Aber denkt nicht genau das auch das Mädchen, das in den Horrorfilmen immer getötet wird? Es ist nur ein Stromausfall. Es ist nur eine Maus.
Es war dumm von mir, in der Nacht allein hierherzukommen – so ist es nun mal, und ich versuche, nicht dumm zu sein. Ich wusste doch aus einer früheren Begegnung, dass der Angestellte hier unheimlich ist, aber ich habe nichts darauf gegeben. Ich war einfach zu verzweifelt und brauchte das Gefühl, etwas zu tun, um Rebecca zu finden. Außerdem versuchte ich verbissen, mich von Chris’ Schweigen seit unserem SMS-Austausch heute Morgen abzulenken. Ich habe ihm gestanden, dass ich ihn vermisse. Ich fürchte, seine Reise zu der Wohltätigkeitsveranstaltung hat ihm den nötigen Abstand verschafft, um zu erkennen, dass er mich nicht vermisst. Schließlich hatte er mich in der Nacht zuvor herausgefordert, eins seiner dunkelsten Geheimnisse kennenzulernen, und ich habe genau das getan, was er prophezeit hatte – obwohl ich geschworen hatte, es nicht zu tun, ihn nicht wegzustoßen. Nicht wegzurennen, korrigiere ich mich im Geiste und denke an die Worte, die Chris ziemlich oft benutzt hat, um mein Verhalten vorauszusagen.

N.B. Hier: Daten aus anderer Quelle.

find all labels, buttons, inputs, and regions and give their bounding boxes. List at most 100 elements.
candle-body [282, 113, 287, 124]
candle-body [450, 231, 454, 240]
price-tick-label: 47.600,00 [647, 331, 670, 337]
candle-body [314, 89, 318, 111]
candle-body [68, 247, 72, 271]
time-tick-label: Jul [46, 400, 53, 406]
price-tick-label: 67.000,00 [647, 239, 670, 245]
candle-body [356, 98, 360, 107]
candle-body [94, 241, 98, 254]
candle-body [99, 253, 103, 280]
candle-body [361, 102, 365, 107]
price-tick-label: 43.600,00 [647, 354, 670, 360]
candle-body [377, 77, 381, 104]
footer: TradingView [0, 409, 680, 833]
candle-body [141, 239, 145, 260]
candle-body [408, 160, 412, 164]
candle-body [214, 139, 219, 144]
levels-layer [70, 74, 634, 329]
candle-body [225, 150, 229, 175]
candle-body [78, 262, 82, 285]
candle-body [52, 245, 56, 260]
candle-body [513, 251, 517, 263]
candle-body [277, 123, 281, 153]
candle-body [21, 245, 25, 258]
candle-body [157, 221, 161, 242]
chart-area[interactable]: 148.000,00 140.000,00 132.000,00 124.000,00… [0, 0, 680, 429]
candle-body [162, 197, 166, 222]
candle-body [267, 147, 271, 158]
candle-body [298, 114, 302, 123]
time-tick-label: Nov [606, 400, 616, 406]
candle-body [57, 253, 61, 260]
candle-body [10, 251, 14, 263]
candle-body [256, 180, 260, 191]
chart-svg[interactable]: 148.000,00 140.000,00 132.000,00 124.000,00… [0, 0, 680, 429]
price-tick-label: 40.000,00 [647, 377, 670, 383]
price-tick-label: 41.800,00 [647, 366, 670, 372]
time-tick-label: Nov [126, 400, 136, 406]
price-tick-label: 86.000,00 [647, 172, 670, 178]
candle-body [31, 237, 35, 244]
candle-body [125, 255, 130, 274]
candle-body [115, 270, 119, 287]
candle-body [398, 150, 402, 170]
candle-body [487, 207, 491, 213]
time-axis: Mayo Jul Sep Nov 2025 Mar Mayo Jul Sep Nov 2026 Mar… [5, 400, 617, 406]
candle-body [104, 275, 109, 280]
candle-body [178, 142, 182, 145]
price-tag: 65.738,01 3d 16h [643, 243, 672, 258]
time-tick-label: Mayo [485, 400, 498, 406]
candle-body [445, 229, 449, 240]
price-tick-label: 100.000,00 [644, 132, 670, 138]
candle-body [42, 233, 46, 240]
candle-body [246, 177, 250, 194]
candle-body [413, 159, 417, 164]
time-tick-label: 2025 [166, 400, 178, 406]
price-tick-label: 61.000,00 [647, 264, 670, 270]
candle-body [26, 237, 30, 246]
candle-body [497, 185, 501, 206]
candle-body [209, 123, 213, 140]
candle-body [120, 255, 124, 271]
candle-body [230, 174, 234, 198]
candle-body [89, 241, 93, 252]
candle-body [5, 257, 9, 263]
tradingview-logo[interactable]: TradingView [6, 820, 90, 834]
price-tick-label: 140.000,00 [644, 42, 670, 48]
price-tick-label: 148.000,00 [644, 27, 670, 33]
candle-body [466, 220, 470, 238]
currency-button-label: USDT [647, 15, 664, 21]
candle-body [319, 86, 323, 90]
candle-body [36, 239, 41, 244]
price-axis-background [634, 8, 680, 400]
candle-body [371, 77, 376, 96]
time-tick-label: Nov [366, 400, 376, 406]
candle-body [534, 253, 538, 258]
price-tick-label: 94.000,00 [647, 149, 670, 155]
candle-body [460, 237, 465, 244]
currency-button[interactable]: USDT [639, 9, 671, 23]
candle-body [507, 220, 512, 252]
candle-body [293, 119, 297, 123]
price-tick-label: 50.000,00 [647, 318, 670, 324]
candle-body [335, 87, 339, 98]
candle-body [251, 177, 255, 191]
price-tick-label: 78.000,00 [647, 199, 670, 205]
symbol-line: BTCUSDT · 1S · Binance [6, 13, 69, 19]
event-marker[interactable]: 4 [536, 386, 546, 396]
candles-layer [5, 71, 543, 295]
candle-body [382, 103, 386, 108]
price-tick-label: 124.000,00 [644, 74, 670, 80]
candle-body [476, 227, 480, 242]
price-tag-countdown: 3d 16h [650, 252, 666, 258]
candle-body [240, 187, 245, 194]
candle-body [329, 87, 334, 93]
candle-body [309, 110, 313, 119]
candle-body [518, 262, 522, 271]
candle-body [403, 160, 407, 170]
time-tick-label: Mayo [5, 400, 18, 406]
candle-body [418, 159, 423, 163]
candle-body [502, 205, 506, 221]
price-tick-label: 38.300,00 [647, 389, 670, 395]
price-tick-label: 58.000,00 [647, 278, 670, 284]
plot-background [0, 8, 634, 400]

Ein Knacken durchdringt die unheimliche Stille, und das ist wahrlich beängstigender als Chris’ Schweigen. Ich bemühe mich vergebens, das Geräusch zu identifizieren. Oh ja, in der Tat, es war verdammt dumm, dass ich allein hergekommen bin. Und obwohl ich mir gern einrede, dass ich nur hin und wieder ein bisschen dumm bin, beweist die heutige Nacht, dass ich, wenn ich schon etwas Dämliches anstelle, es in großem Stil tue.
Ich wage nicht, mich zu bewegen, geschweige denn zu atmen. Dennoch kann ich ein leises, raues Keuchen hören und begreife entsetzt, dass es nicht von mir kommt. Ich versuche, mich zu zwingen, keinen Laut von mir zu geben, aber es funktioniert nicht. Mein Hals ist wie zugeschnürt, und es fällt mir immer schwerer, Atem zu holen. Ich brauche Luft. Ich brauche sie verzweifelt. Ich glaube, ich hyperventiliere. Ja. Das ist es.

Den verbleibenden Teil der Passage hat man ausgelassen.